Methods: A retrospective analysis was conducted on 211 patients who underwent EES. Logistic regression models were employed for the primary and secondary objectives. Patients were stratified into specific groups based on surgical indications and prolactin levels for nuanced analysis.
Results: Significant predictors for de-novo pituitary insufficiencies included male sex (OR 3.3, CI95% 1.3-8.1, p=0.01), immediate postoperative insufficiencies (OR 5.6, CI95% 2.8-11.1, p<0.001), and HYPRONOS criteria (OR 5.7, CI95% 1.6-20.9, p=0.008). For surgical success, preoperative insufficiencies (OR 0.7, CI95% 0.5-0.9, p=0.008), repeat surgeries (OR 0.1, CI95% 0-0.4, p=0.001), and gonadotroph or somatotroph adenomas were significant. Age and adenoma size were not predictive in multivariate analysis. Furthermore, we observed a "dip and recover" effect of prolactin after surgery and lower prolactin levels at follow-up (< 3 ng/ml) are correlated with more anterior pituitary insufficiencies than normoprolactinemic patients (p = 0.004).
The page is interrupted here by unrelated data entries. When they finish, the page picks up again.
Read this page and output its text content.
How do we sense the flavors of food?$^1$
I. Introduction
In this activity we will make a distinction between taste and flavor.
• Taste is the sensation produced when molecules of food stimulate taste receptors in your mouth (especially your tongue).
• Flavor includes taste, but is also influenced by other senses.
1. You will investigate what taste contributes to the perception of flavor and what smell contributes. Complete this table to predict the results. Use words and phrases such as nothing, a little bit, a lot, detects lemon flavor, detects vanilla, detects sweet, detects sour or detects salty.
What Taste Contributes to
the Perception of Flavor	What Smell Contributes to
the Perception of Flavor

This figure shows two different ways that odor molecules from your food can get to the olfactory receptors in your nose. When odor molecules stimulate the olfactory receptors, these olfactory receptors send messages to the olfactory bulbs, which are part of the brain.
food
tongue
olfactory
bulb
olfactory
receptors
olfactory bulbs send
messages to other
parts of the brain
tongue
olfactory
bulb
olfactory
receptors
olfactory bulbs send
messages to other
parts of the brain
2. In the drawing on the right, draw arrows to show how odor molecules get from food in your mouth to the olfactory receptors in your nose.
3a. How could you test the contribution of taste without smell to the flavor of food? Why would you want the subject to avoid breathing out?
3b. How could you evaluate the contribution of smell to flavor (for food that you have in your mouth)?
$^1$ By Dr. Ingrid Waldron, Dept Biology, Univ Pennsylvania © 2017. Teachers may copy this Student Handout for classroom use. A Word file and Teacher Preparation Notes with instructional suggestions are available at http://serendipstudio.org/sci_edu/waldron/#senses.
Conclusion: This study identifies key predictors for outcomes in pituitary surgery. Our research is the first to employ individualized success criteria for EES, challenging existing perceptions about the role of age and adenoma size. These findings open avenues for nuanced, individualized preoperative risk assessment and postoperative management.
Competing Interests: The authors declare that the research was conducted in the absence of any commercial or financial relationships that could be construed as a potential conflict of interest.